Biden’s intentionally inoffensive formula is superior to Trump’s abrasive one, as the 2020 and 2022 elections demonstrated. And yet, with Trump currently on track to secure the 2024 GOP nomination, Republicans are poised to repeat their mistakes. A recent CBS survey found that 75 percent of GOP primary voters who back Trump are doing so because they believe that “he actually won in 2020.” By contrast, polls have repeatedly found that large majorities of Americans believe that Trump lost. The former president’s loyalists are seeking to serve exactly what the broader electorate is not willing to consume.

This is where Biden’s anodyne affect becomes an asset rather than a liability, especially today. By taking conventional but popular positions that resonate with both Democrats and independents, Biden makes himself the dependable choice. And by receding into the background and letting his opponent do the talking, Biden ensures that the coming campaign cycle centers on the other side’s profoundly unpopular positions. When the only alternative to vanilla is rum raisin with a side of insurrection, the unassuming starts to look quite attractive.

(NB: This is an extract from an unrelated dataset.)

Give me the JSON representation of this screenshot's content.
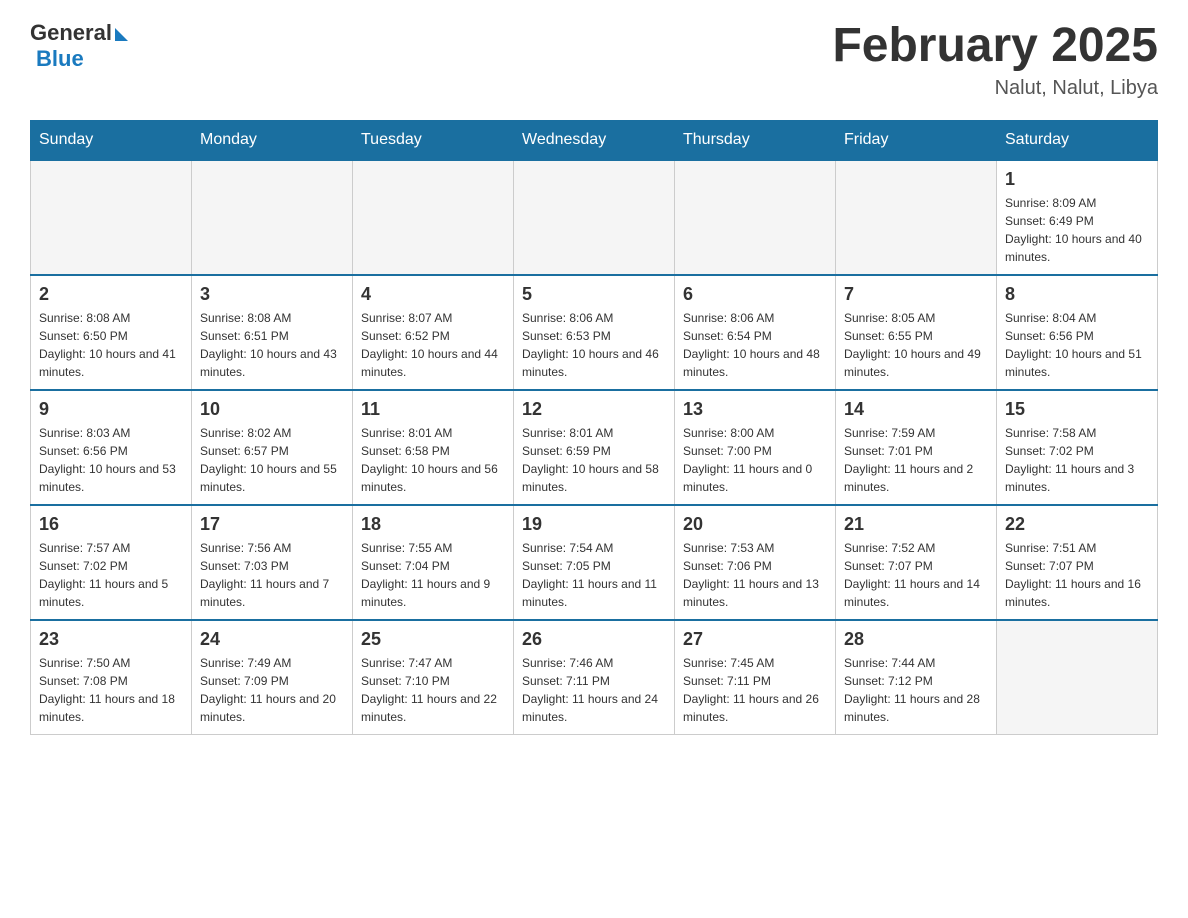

Because Trump is peddling a product that is toxic to a majority of voters, there’s no need for a flashy candidate to compete with him for the spotlight. Biden doesn’t want to drown out Trump’s wild conspiracies and petty cruelties—he wants independent voters to hear them and remember why most of them rejected Trump twice at the ballot box. In a very real way, Trump is the Biden campaign’s best surrogate.

In recent months, the likely Republican nominee has been arrested, gone on trial for civil damages in a rape case, and snatched a reporter’s phone after the journalist asked him questions he didn’t like. Trump regularly makes extreme statements that thrill his supporters but alienate more moderate voters. At a recent conservative conference, he declared, “The sinister forces trying to kill America have done everything they can to stop me, to silence you, and to turn this nation into a socialist dumping ground for criminals, junkies, Marxists, thugs, radicals, and dangerous refugees that no other country wants.” The longer the campaign continues, the more Trump will remind audiences why they dislike him. He is, in other words, the anti-Biden.

None of this means the president won’t lose to Trump in a 2024 rematch, which polls project to be perilously close. But it helps explain why Biden continues to outperform expectations, despite obvious shortcomings such as his age, propensity for gaffes, and history of failed presidential campaigns. It’s understandable that certain Democrats want someone with more flavor to be their standard-bearer, but the trick to being a consensus candidate is to avoid giving voters reasons not to vote for you. That’s Biden’s specialty—and Trump’s weakness.